Il Messaggero
27.11.2007
Intesa fra Comuni e Provincia alla vigilia della stagione turistica sempre più
precaria: restano solo 4 impianti
Terminillo, si riparte dal Consorzio
Il modello del Nucleo industriale per superare la storiche divisioni
di Alessandra Lancia
Il Terminillo industria del futuro? E allora che si faccia un consorzio sul
modello del Nucleo industriale per garantire la gestione e pilotare lo sviluppo
di quella che fu la Montagna di Roma ma che qui è di tanti e di nessuno. Niente
di nuovo, vero, ma che entusiasmi o meno questa è l’unica ”novità” che potrebbe
aiutare a digerire la solita vigilia di magro di una stazione sciistica ormai a
scartamento più che ridotto. Con la Cardito nord inaccessibile, la Società
Funivia non ha messo in vendita neppure gli abbonamenti stagionali e in questo
tirare avanti giornaliero per giornaliero, o al più settimanale per settimanale
(provvidenziali le scolaresche) c’è tutta la filosofia di come, più che gestire,
si ”subisca” una stazione turistica. Un po’ di luce si è vista mercoledì, con i
lavori di riqualificazione di Pian de Valli che gli assessori Costini e Perelli
sono andati ad illustrare ad operatori e residenti chiedendo pareri e consigli.

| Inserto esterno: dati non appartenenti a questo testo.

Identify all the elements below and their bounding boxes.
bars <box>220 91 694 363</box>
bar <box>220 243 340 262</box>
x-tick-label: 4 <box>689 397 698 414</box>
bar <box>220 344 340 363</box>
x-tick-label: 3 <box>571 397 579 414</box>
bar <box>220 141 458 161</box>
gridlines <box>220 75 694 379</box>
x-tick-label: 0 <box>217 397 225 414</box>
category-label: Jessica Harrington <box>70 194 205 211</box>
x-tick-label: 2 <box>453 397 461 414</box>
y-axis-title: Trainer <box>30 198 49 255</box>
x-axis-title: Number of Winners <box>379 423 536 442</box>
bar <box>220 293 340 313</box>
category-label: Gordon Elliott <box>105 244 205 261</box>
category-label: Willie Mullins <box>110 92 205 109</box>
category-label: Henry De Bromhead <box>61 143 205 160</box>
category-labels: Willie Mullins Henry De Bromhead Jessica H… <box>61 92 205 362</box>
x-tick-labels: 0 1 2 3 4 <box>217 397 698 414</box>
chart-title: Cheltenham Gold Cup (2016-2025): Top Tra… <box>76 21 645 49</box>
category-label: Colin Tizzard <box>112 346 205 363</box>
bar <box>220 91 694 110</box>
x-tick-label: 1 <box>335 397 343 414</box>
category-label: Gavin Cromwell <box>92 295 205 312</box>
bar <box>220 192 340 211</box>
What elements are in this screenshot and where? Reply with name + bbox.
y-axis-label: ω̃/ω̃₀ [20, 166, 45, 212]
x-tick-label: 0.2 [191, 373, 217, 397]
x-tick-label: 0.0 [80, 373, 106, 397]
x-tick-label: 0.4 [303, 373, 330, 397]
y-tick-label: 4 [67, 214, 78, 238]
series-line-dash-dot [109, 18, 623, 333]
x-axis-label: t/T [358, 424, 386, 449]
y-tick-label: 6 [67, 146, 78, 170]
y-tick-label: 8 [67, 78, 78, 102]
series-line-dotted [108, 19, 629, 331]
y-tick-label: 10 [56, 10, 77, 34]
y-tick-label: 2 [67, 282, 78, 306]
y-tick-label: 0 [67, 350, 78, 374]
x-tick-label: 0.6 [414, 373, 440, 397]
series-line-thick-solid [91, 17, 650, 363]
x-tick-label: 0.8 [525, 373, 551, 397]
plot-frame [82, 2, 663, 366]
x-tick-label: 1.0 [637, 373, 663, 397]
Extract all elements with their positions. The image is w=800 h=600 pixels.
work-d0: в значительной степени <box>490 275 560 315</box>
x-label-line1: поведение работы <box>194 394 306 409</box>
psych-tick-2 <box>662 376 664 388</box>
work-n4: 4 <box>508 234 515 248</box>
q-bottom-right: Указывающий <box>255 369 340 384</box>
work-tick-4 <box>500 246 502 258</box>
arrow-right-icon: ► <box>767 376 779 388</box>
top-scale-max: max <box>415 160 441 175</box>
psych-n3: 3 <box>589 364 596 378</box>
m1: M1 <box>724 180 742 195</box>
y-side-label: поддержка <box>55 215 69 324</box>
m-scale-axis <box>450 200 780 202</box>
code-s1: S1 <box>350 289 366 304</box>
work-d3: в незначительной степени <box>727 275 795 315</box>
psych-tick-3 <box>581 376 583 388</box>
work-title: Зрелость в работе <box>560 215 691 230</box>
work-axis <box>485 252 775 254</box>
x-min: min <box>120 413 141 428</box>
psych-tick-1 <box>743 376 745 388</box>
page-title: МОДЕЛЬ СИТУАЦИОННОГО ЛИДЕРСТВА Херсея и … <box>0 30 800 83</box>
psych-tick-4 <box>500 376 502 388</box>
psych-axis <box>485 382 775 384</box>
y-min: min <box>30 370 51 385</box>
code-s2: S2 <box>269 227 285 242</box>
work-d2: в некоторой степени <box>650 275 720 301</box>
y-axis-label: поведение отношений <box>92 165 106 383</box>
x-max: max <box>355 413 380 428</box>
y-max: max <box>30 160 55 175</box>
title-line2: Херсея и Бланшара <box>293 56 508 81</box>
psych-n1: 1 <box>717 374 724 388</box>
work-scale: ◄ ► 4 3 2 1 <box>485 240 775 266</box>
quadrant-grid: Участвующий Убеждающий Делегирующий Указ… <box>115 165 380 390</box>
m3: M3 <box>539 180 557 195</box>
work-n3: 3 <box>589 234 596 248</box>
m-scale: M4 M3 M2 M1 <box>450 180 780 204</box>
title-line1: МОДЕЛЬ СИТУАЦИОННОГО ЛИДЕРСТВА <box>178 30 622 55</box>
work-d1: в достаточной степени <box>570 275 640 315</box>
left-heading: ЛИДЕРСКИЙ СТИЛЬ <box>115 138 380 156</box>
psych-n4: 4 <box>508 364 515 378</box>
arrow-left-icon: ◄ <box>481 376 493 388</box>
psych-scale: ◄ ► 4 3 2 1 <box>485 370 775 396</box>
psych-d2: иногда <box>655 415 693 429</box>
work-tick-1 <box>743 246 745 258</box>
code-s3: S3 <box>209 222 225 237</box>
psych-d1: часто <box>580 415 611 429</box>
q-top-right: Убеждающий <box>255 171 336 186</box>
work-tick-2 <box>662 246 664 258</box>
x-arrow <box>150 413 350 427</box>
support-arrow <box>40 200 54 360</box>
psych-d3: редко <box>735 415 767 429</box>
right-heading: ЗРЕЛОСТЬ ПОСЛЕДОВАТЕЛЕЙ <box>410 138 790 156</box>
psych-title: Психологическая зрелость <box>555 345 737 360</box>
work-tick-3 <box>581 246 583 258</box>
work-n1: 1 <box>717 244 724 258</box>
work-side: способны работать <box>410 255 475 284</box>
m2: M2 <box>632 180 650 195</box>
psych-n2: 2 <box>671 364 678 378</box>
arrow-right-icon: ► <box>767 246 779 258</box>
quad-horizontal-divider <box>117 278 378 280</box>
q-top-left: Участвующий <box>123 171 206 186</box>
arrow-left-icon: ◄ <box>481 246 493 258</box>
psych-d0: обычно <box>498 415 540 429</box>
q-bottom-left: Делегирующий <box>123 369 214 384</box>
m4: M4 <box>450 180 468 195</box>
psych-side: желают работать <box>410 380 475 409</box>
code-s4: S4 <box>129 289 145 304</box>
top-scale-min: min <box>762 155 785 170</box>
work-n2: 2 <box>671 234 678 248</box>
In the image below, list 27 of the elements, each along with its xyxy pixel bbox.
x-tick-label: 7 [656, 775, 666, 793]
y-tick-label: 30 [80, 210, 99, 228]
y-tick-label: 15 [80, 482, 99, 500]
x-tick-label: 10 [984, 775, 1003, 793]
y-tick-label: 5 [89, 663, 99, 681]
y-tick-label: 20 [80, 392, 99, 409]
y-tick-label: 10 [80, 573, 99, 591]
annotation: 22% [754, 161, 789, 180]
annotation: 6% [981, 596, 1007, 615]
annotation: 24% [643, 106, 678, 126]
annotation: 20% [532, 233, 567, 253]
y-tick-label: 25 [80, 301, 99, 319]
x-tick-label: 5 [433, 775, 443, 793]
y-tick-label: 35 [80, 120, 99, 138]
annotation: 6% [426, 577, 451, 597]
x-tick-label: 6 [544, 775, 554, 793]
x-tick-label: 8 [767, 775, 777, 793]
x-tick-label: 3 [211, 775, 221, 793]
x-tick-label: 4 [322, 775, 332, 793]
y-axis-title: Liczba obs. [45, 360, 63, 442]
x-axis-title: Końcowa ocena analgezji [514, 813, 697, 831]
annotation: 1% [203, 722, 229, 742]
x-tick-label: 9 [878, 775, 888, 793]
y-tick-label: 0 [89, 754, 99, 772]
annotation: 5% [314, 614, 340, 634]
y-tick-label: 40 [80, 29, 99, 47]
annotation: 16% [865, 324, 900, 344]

Ma due giorni dopo c’è chi da Terminillo ha fatto il viaggio inverso per andarsi
a lagnare con lo stesso Costini del ”nulla” che avanza sotto la nebbia. E, con
il Terminillo Supersky della Provincia che in un anno e mezzo in Regione non si
è meritato neanche un ”no” a tutto tondo, i comuni, Rieti e Cittaducale in
testa, tentano la via di un consorzio che ricalchi nella forma e soprattutto nei
poteri quello del Nucleo Industriale. A chiamare a raccolta i colleghi è stato
Giovanni Falcone da Cittaducale: «Nella prima riunione abbiamo registrato tutti
pareri favorevoli a parte il Comune di Leonessa». Forse perché più coinvolto nel
pacchetto della Provincia, che oltre al parco naturale prevede lo sfruttamento
massiccio della Vallonina? «Le due cose non sono in antitesi - dice Falcone -
Noi cerchiamo di costituire un organismo che abbia pieni poteri tanto per la
gestione dei servizi e del marketing territoriale quanto della pianificazione
urbanistica. Chiaro che l’orizzonte è quello del mantenimento del paesaggio e
dello sviluppo sostenibile. Però non può più andare avanti così, ognuno a dettar
legge a casa sua». Con un consorzio sul modello di quello del Nucleo i comuni
cederebbero territorio e competenze: in una parola, potere. Negli anni (e negli
innumerevoli tentativi) passati il comune di Rieti non era mai stato del parere.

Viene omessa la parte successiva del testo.